Core Concepts
ALEX enables community-level coordination of distributed energy resources through rational agents, improving grid stability and efficiency.
Abstract
This study explores the Autonomous Local Energy eXchange (ALEX) system, a transactive local energy market where rational agents optimize building-level resource utilization. The research evaluates ALEX's impact on community net-load metrics and compares it to benchmark systems.
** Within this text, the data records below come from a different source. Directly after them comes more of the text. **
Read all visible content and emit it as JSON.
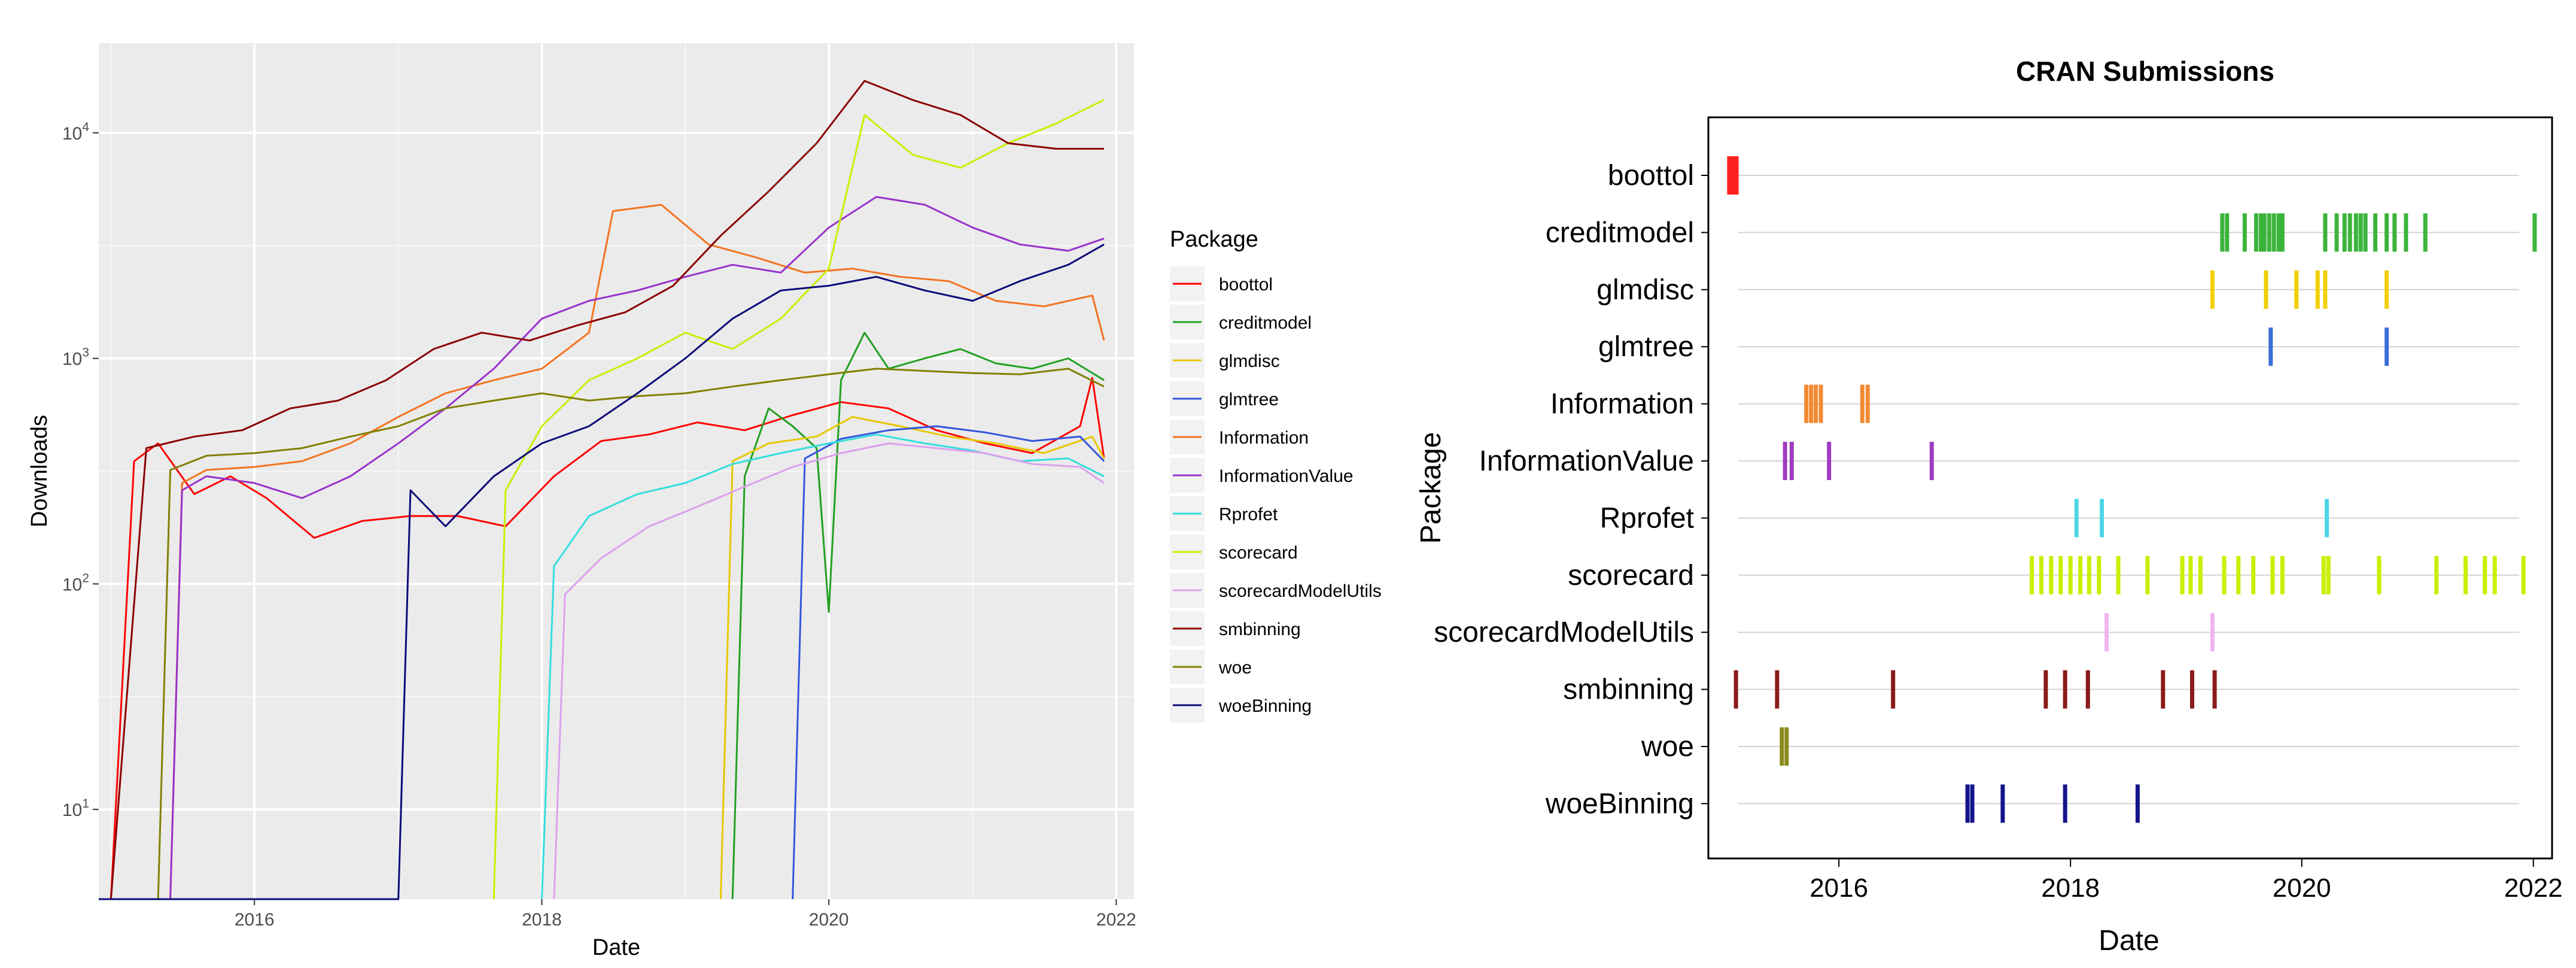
{
  "chart_data": [
    {
      "type": "line",
      "title": "",
      "xlabel": "Date",
      "ylabel": "Downloads",
      "y_scale": "log10",
      "ylim": [
        4,
        25000
      ],
      "xlim": [
        "2014-12-01",
        "2022-02-15"
      ],
      "x_ticks": [
        "2016",
        "2018",
        "2020",
        "2022"
      ],
      "y_ticks": [
        {
          "value": 10,
          "base": "10",
          "exp": "1"
        },
        {
          "value": 100,
          "base": "10",
          "exp": "2"
        },
        {
          "value": 1000,
          "base": "10",
          "exp": "3"
        },
        {
          "value": 10000,
          "base": "10",
          "exp": "4"
        }
      ],
      "grid": true,
      "legend_placement": "right",
      "legend_title": "Package",
      "series": [
        {
          "name": "boottol",
          "color": "#ff0000",
          "x": [
            "2015-01",
            "2015-03",
            "2015-05",
            "2015-08",
            "2015-11",
            "2016-02",
            "2016-06",
            "2016-10",
            "2017-02",
            "2017-06",
            "2017-10",
            "2018-02",
            "2018-06",
            "2018-10",
            "2019-02",
            "2019-06",
            "2019-10",
            "2020-02",
            "2020-06",
            "2020-10",
            "2021-02",
            "2021-06",
            "2021-10",
            "2021-11",
            "2021-12"
          ],
          "y": [
            4,
            350,
            420,
            250,
            300,
            240,
            160,
            190,
            200,
            200,
            180,
            300,
            430,
            460,
            520,
            480,
            560,
            640,
            600,
            480,
            420,
            380,
            500,
            820,
            360
          ]
        },
        {
          "name": "creditmodel",
          "color": "#22a022",
          "x": [
            "2019-05",
            "2019-06",
            "2019-08",
            "2019-10",
            "2019-12",
            "2020-01",
            "2020-02",
            "2020-04",
            "2020-06",
            "2020-09",
            "2020-12",
            "2021-03",
            "2021-06",
            "2021-09",
            "2021-12"
          ],
          "y": [
            4,
            300,
            600,
            500,
            400,
            75,
            800,
            1300,
            900,
            1000,
            1100,
            950,
            900,
            1000,
            800
          ]
        },
        {
          "name": "glmdisc",
          "color": "#e6c800",
          "x": [
            "2019-04",
            "2019-05",
            "2019-08",
            "2019-12",
            "2020-03",
            "2020-07",
            "2020-11",
            "2021-03",
            "2021-07",
            "2021-11",
            "2021-12"
          ],
          "y": [
            4,
            350,
            420,
            450,
            550,
            500,
            450,
            420,
            380,
            450,
            360
          ]
        },
        {
          "name": "glmtree",
          "color": "#3355dd",
          "x": [
            "2019-10",
            "2019-11",
            "2020-02",
            "2020-06",
            "2020-10",
            "2021-02",
            "2021-06",
            "2021-10",
            "2021-12"
          ],
          "y": [
            4,
            360,
            440,
            480,
            500,
            470,
            430,
            450,
            350
          ]
        },
        {
          "name": "Information",
          "color": "#f47321",
          "x": [
            "2015-06",
            "2015-07",
            "2015-09",
            "2016-01",
            "2016-05",
            "2016-09",
            "2017-01",
            "2017-05",
            "2017-09",
            "2018-01",
            "2018-05",
            "2018-07",
            "2018-11",
            "2019-03",
            "2019-07",
            "2019-11",
            "2020-03",
            "2020-07",
            "2020-11",
            "2021-03",
            "2021-07",
            "2021-11",
            "2021-12"
          ],
          "y": [
            4,
            280,
            320,
            330,
            350,
            420,
            550,
            700,
            800,
            900,
            1300,
            4500,
            4800,
            3200,
            2800,
            2400,
            2500,
            2300,
            2200,
            1800,
            1700,
            1900,
            1200
          ]
        },
        {
          "name": "InformationValue",
          "color": "#9932cc",
          "x": [
            "2015-06",
            "2015-07",
            "2015-09",
            "2016-01",
            "2016-05",
            "2016-09",
            "2017-01",
            "2017-05",
            "2017-09",
            "2018-01",
            "2018-05",
            "2018-09",
            "2019-01",
            "2019-05",
            "2019-09",
            "2020-01",
            "2020-05",
            "2020-09",
            "2021-01",
            "2021-05",
            "2021-09",
            "2021-12"
          ],
          "y": [
            4,
            260,
            300,
            280,
            240,
            300,
            420,
            600,
            900,
            1500,
            1800,
            2000,
            2300,
            2600,
            2400,
            3800,
            5200,
            4800,
            3800,
            3200,
            3000,
            3400
          ]
        },
        {
          "name": "Rprofet",
          "color": "#33dddd",
          "x": [
            "2018-01",
            "2018-02",
            "2018-05",
            "2018-09",
            "2019-01",
            "2019-05",
            "2019-09",
            "2020-01",
            "2020-05",
            "2020-09",
            "2021-01",
            "2021-05",
            "2021-09",
            "2021-12"
          ],
          "y": [
            4,
            120,
            200,
            250,
            280,
            340,
            380,
            420,
            460,
            420,
            390,
            350,
            360,
            300
          ]
        },
        {
          "name": "scorecard",
          "color": "#c6f000",
          "x": [
            "2017-09",
            "2017-10",
            "2018-01",
            "2018-05",
            "2018-09",
            "2019-01",
            "2019-05",
            "2019-09",
            "2020-01",
            "2020-04",
            "2020-08",
            "2020-12",
            "2021-04",
            "2021-08",
            "2021-12"
          ],
          "y": [
            4,
            260,
            500,
            800,
            1000,
            1300,
            1100,
            1500,
            2500,
            12000,
            8000,
            7000,
            9000,
            11000,
            14000
          ]
        },
        {
          "name": "scorecardModelUtils",
          "color": "#dda0ee",
          "x": [
            "2018-02",
            "2018-03",
            "2018-06",
            "2018-10",
            "2019-02",
            "2019-06",
            "2019-10",
            "2020-02",
            "2020-06",
            "2020-10",
            "2021-02",
            "2021-06",
            "2021-10",
            "2021-12"
          ],
          "y": [
            4,
            90,
            130,
            180,
            220,
            270,
            330,
            380,
            420,
            400,
            380,
            340,
            330,
            280
          ]
        },
        {
          "name": "smbinning",
          "color": "#8b0000",
          "x": [
            "2015-01",
            "2015-04",
            "2015-08",
            "2015-12",
            "2016-04",
            "2016-08",
            "2016-12",
            "2017-04",
            "2017-08",
            "2017-12",
            "2018-04",
            "2018-08",
            "2018-12",
            "2019-04",
            "2019-08",
            "2019-12",
            "2020-04",
            "2020-08",
            "2020-12",
            "2021-04",
            "2021-08",
            "2021-12"
          ],
          "y": [
            4,
            400,
            450,
            480,
            600,
            650,
            800,
            1100,
            1300,
            1200,
            1400,
            1600,
            2100,
            3500,
            5500,
            9000,
            17000,
            14000,
            12000,
            9000,
            8500,
            8500
          ]
        },
        {
          "name": "woe",
          "color": "#808000",
          "x": [
            "2015-05",
            "2015-06",
            "2015-09",
            "2016-01",
            "2016-05",
            "2016-09",
            "2017-01",
            "2017-05",
            "2017-09",
            "2018-01",
            "2018-05",
            "2018-09",
            "2019-01",
            "2019-05",
            "2019-09",
            "2020-01",
            "2020-05",
            "2020-09",
            "2021-01",
            "2021-05",
            "2021-09",
            "2021-12"
          ],
          "y": [
            4,
            320,
            370,
            380,
            400,
            450,
            500,
            600,
            650,
            700,
            650,
            680,
            700,
            750,
            800,
            850,
            900,
            880,
            860,
            850,
            900,
            750
          ]
        },
        {
          "name": "woeBinning",
          "color": "#0a0a7a",
          "x": [
            "2014-12",
            "2017-01",
            "2017-02",
            "2017-05",
            "2017-09",
            "2018-01",
            "2018-05",
            "2018-09",
            "2019-01",
            "2019-05",
            "2019-09",
            "2020-01",
            "2020-05",
            "2020-09",
            "2021-01",
            "2021-05",
            "2021-09",
            "2021-12"
          ],
          "y": [
            4,
            4,
            260,
            180,
            300,
            420,
            500,
            700,
            1000,
            1500,
            2000,
            2100,
            2300,
            2000,
            1800,
            2200,
            2600,
            3200
          ]
        }
      ]
    },
    {
      "type": "scatter",
      "title": "CRAN Submissions",
      "xlabel": "Date",
      "ylabel": "Package",
      "xlim": [
        "2014-11-15",
        "2022-03-01"
      ],
      "x_ticks": [
        "2016",
        "2018",
        "2020",
        "2022"
      ],
      "grid": true,
      "categories": [
        "boottol",
        "creditmodel",
        "glmdisc",
        "glmtree",
        "Information",
        "InformationValue",
        "Rprofet",
        "scorecard",
        "scorecardModelUtils",
        "smbinning",
        "woe",
        "woeBinning"
      ],
      "series": [
        {
          "name": "boottol",
          "color": "#ff2020",
          "dates": [
            "2015-01-20",
            "2015-02-01",
            "2015-02-12"
          ]
        },
        {
          "name": "creditmodel",
          "color": "#3cb43c",
          "dates": [
            "2019-04-25",
            "2019-05-10",
            "2019-07-05",
            "2019-08-10",
            "2019-08-25",
            "2019-09-05",
            "2019-09-20",
            "2019-10-05",
            "2019-10-20",
            "2019-11-01",
            "2020-03-15",
            "2020-04-20",
            "2020-05-15",
            "2020-06-01",
            "2020-06-20",
            "2020-07-05",
            "2020-07-20",
            "2020-08-20",
            "2020-09-25",
            "2020-10-20",
            "2020-11-25",
            "2021-01-25",
            "2022-01-05"
          ]
        },
        {
          "name": "glmdisc",
          "color": "#f0d000",
          "dates": [
            "2019-03-25",
            "2019-09-10",
            "2019-12-15",
            "2020-02-20",
            "2020-03-15",
            "2020-09-25"
          ]
        },
        {
          "name": "glmtree",
          "color": "#3a6ed8",
          "dates": [
            "2019-09-25",
            "2020-09-25"
          ]
        },
        {
          "name": "Information",
          "color": "#f28a33",
          "dates": [
            "2015-09-20",
            "2015-10-05",
            "2015-10-20",
            "2015-11-05",
            "2016-03-15",
            "2016-04-01"
          ]
        },
        {
          "name": "InformationValue",
          "color": "#9e3cc0",
          "dates": [
            "2015-07-15",
            "2015-08-05",
            "2015-12-01",
            "2016-10-20"
          ]
        },
        {
          "name": "Rprofet",
          "color": "#4dd6e6",
          "dates": [
            "2018-01-20",
            "2018-04-10",
            "2020-03-20"
          ]
        },
        {
          "name": "scorecard",
          "color": "#c8f000",
          "dates": [
            "2017-09-01",
            "2017-10-01",
            "2017-11-01",
            "2017-12-01",
            "2018-01-01",
            "2018-02-01",
            "2018-03-01",
            "2018-04-01",
            "2018-06-01",
            "2018-09-01",
            "2018-12-20",
            "2019-01-15",
            "2019-02-15",
            "2019-05-01",
            "2019-06-15",
            "2019-08-01",
            "2019-10-01",
            "2019-11-01",
            "2020-03-10",
            "2020-03-25",
            "2020-09-01",
            "2021-03-01",
            "2021-06-01",
            "2021-08-01",
            "2021-09-01",
            "2021-12-01"
          ]
        },
        {
          "name": "scorecardModelUtils",
          "color": "#f0b4f0",
          "dates": [
            "2018-04-25",
            "2019-03-25"
          ]
        },
        {
          "name": "smbinning",
          "color": "#8b1a1a",
          "dates": [
            "2015-02-10",
            "2015-06-20",
            "2016-06-20",
            "2017-10-15",
            "2017-12-15",
            "2018-02-25",
            "2018-10-20",
            "2019-01-20",
            "2019-04-01"
          ]
        },
        {
          "name": "woe",
          "color": "#8a8a1e",
          "dates": [
            "2015-07-05",
            "2015-07-20"
          ]
        },
        {
          "name": "woeBinning",
          "color": "#14148c",
          "dates": [
            "2017-02-10",
            "2017-02-25",
            "2017-06-01",
            "2017-12-15",
            "2018-08-01"
          ]
        }
      ]
    }
  ]
}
Results show that ALEX fosters alignment between participant and grid-stakeholder interests, enabling efficient coordination of DERs across the community.
Introduction
Discusses the challenges posed by distributed energy resources (DERs) and the need for demand response solutions.
Background
Reviews related literature on LEMs, DR systems, and reinforcement learning approaches.
Methodology
Outlines hypotheses testing ALEX's capabilities in DR and describes the simulation methodology using dynamic programming.
Results and Discussion
Presents experimental results comparing ALEX with baseline scenarios (NoDERMS, IndividualDERMS) across various metrics.
Summary and Conclusion
Concludes that ALEX successfully aligns participant interests with grid stakeholders, demonstrating community-level DER coordination.
Stats
"The experiments demonstrate that ALEX enables the coordination of distributed energy resources across the community."
"Compared to the benchmark energy management system, ALEX improves across all metrics."
Quotes
"ALEX improves across all metrics."
"ALEX exhibits community-level coordination of DERs."